C’è una ragione ben precisa per queste settimane di silenzio-blog. La ragione è la più giustificabile di tutte: si è finalmente realizzato il sogno di tutta la vita: un meraviglioso viaggio nel Giappone dei samurai, delle geishe, dei ciliegi, della cultura e dei divertimenti. Due settimane intense, alla scoperta delle antiche tradizioni del Sol Levante, devastati dalla fatica dovuta a tappe forzate ma allietata dalla scoperta di emozioni difficilmente eguagliabili altrove.
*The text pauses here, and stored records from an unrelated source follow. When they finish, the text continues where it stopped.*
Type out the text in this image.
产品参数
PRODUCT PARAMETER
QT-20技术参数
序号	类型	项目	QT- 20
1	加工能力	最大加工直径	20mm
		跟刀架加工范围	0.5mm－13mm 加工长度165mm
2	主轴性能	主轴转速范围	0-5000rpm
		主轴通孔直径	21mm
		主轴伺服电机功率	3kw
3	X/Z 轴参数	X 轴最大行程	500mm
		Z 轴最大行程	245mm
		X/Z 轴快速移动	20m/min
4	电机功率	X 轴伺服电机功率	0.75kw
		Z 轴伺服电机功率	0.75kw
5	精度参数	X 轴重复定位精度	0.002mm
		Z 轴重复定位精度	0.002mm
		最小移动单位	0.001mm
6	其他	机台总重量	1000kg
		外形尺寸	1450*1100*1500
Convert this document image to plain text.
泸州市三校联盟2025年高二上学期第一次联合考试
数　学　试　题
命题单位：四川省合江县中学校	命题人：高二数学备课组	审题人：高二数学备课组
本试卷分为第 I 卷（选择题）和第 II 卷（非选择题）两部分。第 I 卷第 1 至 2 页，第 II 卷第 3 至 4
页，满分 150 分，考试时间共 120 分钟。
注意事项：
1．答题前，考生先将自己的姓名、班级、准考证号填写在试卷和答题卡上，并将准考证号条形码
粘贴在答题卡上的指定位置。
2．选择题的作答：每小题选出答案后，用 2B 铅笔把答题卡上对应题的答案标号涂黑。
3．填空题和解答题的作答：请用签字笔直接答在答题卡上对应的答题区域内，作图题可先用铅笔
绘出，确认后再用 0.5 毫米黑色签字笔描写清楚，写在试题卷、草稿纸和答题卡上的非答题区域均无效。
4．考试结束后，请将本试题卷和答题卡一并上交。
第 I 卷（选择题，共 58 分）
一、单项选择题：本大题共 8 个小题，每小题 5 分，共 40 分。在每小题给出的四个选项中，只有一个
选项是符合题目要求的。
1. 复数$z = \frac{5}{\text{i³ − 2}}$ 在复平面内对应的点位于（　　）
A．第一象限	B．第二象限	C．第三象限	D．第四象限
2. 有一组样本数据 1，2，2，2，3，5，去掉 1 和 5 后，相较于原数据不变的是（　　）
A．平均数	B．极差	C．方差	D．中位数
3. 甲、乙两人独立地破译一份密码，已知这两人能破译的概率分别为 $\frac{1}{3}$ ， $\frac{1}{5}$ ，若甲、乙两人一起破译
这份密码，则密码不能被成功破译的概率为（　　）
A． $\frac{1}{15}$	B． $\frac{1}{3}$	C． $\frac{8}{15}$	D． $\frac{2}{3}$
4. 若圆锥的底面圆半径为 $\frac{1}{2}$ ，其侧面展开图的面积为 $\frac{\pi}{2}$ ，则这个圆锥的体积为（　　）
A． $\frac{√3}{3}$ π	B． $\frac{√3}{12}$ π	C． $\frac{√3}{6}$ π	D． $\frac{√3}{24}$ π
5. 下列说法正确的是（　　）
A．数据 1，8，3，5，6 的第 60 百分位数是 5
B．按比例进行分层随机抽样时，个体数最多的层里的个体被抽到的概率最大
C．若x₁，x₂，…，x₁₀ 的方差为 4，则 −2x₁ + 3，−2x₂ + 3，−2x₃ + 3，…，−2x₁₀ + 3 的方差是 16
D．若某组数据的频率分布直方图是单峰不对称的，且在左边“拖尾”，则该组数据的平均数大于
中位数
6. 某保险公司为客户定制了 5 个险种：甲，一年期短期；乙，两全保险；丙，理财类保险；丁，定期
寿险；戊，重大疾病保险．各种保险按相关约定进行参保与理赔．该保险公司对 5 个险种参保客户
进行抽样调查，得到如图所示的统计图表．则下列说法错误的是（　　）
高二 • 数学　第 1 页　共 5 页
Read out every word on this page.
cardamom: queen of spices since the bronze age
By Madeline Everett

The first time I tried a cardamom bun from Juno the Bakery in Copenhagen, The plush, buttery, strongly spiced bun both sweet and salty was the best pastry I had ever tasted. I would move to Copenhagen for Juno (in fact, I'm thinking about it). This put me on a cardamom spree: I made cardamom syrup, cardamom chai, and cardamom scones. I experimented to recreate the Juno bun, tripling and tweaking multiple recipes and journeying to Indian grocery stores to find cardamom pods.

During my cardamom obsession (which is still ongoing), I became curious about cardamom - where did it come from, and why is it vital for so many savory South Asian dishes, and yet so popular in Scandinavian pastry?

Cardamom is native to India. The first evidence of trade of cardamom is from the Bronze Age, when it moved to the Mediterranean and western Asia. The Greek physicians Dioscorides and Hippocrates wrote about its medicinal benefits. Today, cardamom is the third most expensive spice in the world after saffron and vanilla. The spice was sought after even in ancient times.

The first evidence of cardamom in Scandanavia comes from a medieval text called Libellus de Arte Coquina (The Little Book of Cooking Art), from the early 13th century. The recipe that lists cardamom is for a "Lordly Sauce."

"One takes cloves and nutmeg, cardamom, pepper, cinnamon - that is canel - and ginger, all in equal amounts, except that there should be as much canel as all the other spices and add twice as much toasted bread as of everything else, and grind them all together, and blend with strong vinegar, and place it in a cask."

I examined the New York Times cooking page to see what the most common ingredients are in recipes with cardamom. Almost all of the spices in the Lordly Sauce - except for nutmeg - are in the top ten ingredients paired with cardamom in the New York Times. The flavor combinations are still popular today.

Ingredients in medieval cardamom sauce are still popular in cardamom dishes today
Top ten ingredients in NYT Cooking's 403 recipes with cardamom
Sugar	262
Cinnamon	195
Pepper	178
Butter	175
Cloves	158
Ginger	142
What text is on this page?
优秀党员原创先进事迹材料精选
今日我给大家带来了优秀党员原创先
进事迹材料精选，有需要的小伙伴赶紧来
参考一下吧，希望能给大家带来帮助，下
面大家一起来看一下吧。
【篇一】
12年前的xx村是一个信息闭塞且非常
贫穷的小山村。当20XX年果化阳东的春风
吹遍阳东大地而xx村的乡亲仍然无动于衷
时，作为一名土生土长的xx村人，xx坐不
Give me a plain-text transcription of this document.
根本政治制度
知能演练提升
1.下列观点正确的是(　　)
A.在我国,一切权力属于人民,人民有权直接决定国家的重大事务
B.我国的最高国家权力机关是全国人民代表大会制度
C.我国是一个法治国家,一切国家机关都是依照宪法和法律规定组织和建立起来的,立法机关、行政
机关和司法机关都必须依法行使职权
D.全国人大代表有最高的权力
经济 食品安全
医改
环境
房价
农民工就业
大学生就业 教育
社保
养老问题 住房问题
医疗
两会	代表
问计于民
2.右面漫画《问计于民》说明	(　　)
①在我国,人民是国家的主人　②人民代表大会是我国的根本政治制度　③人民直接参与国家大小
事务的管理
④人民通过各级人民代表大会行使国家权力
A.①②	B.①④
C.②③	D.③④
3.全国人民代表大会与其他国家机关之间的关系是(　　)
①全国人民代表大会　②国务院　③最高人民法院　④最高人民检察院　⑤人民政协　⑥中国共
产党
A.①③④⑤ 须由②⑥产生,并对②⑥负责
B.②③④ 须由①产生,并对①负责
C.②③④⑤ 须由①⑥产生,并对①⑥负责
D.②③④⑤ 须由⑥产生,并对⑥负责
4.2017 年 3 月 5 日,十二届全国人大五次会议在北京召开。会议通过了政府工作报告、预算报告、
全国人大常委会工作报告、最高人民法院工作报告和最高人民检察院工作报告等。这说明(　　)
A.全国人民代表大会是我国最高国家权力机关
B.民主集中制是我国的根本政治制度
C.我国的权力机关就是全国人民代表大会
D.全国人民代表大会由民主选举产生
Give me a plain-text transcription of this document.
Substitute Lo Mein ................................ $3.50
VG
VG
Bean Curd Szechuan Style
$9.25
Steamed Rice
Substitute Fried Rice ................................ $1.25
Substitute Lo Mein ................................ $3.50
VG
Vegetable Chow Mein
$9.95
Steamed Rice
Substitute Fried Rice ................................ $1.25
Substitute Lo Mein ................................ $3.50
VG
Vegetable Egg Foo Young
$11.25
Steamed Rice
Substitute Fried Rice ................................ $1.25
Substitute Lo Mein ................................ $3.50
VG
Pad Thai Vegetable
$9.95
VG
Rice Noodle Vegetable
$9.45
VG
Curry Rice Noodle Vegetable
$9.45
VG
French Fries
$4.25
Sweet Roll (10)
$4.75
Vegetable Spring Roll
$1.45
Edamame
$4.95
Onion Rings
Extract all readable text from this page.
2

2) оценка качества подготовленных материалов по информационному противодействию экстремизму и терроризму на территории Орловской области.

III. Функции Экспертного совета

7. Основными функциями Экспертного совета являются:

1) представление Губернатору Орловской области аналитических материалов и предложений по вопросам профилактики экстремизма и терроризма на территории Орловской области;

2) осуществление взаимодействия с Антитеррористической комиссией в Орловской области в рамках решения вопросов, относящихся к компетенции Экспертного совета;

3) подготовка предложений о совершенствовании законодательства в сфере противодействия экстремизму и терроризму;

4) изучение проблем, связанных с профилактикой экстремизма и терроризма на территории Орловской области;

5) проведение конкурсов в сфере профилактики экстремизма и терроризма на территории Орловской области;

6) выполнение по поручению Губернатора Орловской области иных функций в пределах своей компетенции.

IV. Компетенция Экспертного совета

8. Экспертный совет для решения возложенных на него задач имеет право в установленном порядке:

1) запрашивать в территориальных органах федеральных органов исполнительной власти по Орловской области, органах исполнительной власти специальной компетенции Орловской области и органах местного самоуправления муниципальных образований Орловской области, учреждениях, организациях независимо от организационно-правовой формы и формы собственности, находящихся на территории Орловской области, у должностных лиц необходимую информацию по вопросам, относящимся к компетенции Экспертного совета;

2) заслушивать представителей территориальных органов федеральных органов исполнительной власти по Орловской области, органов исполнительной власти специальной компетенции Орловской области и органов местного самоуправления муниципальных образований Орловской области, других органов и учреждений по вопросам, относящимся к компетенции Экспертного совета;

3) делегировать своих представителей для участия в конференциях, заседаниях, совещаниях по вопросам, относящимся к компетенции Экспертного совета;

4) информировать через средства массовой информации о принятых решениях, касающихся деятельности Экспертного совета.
Cercherò quindi di mettere per iscritto qualcosa, prima che i ricordi si affievoliscano e i contorni si sfumino. Ancora una volta, noteranno i puristi, questo blog se ne va in off-topic. D’altra parte, come ho sicuramente già scritto altrove, più che una “piccola antologia del gotico” (perché mai ho intitolato così questo blog?) si tratta di una raccolta di ricordi, di emozioni e, last but not least, di una serie di recensioni di film (più che altro giapponesi) e di musica (più che altro metal). Miei compagni di viaggio in questa incredibile avventura sono stati, in rigoroso ordine alfabetico: - Alessandro, massimo conoscitore, suo malgrado, della città di Osaka - Christian, invidiato vincitore di due settimane extra - Doru, il samurai dell’est dall’animo generoso – Jvonne, vera anima del gruppo, capace di parlare senza interruzione per due settimane di fila, anche quando la fatica aveva già ormai stremato il resto del gruppo – Laura, discriminata dagli albergatori per via dei suoi tutto sommato discreti tatuaggi e della sua singolare capigliatura - Michele, vittima del marketing giapponese, l’unico in grado di pagare trenta euro per una fotografia - Simona, mia compagna di vita e di decine di altri viaggi ai quattro angoli del mondo – Simone, il nostro fotografo ufficiale - Sonia, dalla quale attendo ancora di vedere le sue piccanti immagini in costume – Stefano, che svettava in mezzo al gruppo così come il maestoso Fuji svetta sulle altre montagne e, naturalmente, - Ursula, il nostro impagabile Cicerone che non mi stancherò mai di ringraziare.